Edit: I feel I should add that my issue isn’t so much with paying anyone to help us. I understand fully that it’s a service. But I felt very misled that we would be able to do it ourselves. Shopify (and before that we have used EPOSNOW) was really no problem for us to just get up and running with products and customers listed. It wasn’t something you can ‘break’ by clicking the wrong button. I understand Odoo and ERPNEXT are much more complete options, but we were led to believe that if we just used odoo online for the purposes we wanted to use it for then it would be just as easy to us which was not the case. Then we found that ALL help required paying for, with no actual guarantee if the help/expert knew the answer as we found out with reference to the loyalty scheme etc.
So currently I am hoping we can get the above setup by ourselves this week so we can invoice customers properly. Then when we decide to implement POS awesome we would definitely look to find someone that could help us implement it and avoid any pitfalls.
If we didn’t use the inventory at all then yep you’re correct we wouldn’t need to do a sale, in fact we wouldn’t need a stock transfer either. Just once we do the inventory or our warehouse, any stock that is taken out to go to our shops would need to be removed from the inventory. But if it was transferred, then it would still register as in stock since we wouldn’t be using ERPNEXT yet in the store it gets transferred to?
Long term plans on e-commerce are limited really. We are primarily brick and mortar stores and a distributor. Online we just have mostly as an ‘extra’. We had planned on using odoo’s online store as it was enough for us. If we go with erpnext then yes we could redesign our shopify store and keep it, or move to woocommerce or any of the other integrations.
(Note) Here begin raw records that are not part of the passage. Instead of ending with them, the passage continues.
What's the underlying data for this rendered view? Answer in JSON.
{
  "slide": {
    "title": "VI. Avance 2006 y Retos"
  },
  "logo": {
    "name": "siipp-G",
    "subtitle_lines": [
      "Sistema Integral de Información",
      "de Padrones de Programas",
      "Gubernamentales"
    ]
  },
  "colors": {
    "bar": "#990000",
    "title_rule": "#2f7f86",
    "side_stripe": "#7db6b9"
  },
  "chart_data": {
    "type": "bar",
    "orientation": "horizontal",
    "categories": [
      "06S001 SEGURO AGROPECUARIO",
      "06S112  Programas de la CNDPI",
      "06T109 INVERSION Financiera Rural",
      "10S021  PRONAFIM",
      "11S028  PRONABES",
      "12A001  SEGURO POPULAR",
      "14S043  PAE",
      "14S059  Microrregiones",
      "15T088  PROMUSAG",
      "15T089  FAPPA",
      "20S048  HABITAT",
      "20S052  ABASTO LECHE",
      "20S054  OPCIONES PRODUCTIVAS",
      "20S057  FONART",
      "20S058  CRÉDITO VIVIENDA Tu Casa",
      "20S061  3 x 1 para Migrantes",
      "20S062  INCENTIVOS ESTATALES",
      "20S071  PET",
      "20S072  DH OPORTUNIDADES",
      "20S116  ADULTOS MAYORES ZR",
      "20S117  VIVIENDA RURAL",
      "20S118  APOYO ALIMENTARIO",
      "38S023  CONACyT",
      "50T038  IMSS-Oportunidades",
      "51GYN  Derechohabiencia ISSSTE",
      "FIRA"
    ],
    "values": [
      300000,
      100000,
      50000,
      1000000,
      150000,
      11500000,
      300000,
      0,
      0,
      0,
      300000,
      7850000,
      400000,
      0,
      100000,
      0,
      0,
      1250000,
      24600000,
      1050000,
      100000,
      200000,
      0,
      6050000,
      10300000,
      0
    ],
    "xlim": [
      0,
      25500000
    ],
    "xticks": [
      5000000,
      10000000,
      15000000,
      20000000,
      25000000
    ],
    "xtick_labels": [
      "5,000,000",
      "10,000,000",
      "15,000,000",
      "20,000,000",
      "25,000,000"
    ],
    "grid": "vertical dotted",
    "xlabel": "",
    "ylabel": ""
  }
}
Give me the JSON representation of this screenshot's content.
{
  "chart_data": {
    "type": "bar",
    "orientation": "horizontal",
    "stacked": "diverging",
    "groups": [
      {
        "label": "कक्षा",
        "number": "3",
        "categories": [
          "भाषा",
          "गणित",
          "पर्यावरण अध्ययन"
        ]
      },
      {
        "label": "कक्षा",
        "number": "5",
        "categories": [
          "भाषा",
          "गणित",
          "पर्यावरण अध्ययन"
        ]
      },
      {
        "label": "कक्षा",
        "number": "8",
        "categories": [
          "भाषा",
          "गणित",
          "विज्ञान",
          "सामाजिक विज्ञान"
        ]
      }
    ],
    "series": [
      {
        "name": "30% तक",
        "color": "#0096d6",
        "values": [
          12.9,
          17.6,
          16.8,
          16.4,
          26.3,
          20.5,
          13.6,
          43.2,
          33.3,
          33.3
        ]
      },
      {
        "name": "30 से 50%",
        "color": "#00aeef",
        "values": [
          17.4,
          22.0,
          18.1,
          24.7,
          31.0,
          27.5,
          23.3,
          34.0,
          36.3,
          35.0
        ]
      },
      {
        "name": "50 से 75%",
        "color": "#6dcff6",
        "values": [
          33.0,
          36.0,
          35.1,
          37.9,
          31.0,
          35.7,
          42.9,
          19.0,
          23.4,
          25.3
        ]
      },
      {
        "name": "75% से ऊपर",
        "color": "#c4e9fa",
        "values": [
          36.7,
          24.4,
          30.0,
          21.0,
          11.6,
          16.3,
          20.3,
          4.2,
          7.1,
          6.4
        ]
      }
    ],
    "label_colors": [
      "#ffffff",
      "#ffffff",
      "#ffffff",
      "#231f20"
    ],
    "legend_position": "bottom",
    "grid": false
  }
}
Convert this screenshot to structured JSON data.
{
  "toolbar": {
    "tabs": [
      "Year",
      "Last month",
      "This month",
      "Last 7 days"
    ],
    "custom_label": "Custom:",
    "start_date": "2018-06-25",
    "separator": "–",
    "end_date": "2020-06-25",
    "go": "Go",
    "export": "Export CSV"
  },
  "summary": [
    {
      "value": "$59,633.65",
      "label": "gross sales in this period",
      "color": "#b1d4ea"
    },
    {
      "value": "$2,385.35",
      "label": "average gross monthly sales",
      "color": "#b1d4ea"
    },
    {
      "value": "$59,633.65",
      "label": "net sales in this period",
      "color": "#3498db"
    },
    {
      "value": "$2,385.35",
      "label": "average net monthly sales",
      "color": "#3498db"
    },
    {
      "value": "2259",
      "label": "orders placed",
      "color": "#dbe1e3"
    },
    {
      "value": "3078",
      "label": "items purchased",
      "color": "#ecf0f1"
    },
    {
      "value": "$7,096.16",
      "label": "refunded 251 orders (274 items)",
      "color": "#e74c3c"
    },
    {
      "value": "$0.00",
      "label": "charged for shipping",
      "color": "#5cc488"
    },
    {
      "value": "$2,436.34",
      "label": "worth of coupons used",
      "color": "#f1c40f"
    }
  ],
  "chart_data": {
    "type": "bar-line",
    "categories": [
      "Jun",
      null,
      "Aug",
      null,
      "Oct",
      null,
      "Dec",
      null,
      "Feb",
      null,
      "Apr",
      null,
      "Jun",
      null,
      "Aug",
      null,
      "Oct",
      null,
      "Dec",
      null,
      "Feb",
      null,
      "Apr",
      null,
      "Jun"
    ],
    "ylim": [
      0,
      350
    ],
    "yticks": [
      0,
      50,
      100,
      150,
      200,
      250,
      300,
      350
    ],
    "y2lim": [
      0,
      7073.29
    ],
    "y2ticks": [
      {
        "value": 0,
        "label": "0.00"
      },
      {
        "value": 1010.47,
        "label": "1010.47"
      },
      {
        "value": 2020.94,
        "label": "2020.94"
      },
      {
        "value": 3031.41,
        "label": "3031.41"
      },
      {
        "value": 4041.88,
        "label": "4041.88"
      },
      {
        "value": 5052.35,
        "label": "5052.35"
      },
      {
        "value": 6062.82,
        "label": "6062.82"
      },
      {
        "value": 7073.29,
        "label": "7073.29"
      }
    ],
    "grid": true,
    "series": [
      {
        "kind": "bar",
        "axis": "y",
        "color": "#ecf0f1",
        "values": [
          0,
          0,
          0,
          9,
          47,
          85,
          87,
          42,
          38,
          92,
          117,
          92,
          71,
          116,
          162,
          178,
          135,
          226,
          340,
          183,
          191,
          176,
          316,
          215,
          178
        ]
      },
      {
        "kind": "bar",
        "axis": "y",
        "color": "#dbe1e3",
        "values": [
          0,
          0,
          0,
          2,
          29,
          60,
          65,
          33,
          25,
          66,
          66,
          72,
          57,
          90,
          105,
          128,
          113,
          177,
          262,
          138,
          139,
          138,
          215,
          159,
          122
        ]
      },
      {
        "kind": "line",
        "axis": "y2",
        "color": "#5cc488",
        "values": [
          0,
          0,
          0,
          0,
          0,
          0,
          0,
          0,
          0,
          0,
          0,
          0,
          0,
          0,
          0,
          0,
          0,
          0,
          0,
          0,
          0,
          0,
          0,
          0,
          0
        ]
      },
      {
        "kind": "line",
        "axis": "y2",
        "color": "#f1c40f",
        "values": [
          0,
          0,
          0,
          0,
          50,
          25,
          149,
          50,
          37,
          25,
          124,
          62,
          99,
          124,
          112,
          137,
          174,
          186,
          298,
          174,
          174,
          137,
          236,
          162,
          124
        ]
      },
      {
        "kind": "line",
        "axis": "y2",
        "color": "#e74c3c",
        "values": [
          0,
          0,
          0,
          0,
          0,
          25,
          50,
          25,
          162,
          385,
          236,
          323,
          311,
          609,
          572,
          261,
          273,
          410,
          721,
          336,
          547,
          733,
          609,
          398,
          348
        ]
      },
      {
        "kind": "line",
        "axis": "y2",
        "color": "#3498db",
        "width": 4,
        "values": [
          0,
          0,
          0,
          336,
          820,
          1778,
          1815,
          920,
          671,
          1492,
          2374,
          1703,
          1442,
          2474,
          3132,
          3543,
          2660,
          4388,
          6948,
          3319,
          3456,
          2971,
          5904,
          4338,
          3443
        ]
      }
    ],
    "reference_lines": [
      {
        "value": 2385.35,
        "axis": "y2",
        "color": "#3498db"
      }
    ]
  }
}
At the moment I’ve paired down my wishes from everything working beautifully, to just being happy if we can get our inventory running and still sell to customers. Our old provider changing their service without notice has been very frustrating.
No we would run the same instance. The problem we’ve had is that due to issues with our existing invoicing software we’re having to ‘speedrun’ implementation. So we’re trying to simplify it down. At the moment our invoicing for wholesale customers, and our retail stores are on different systems. As the existing invoicing software has been depreciated, we need to either do it manually using word/excel. Or we need to change to a new software. The idea we’ve got is to start using erpnext just for invoicing wholesale customers. Then start using it also for our retail stores.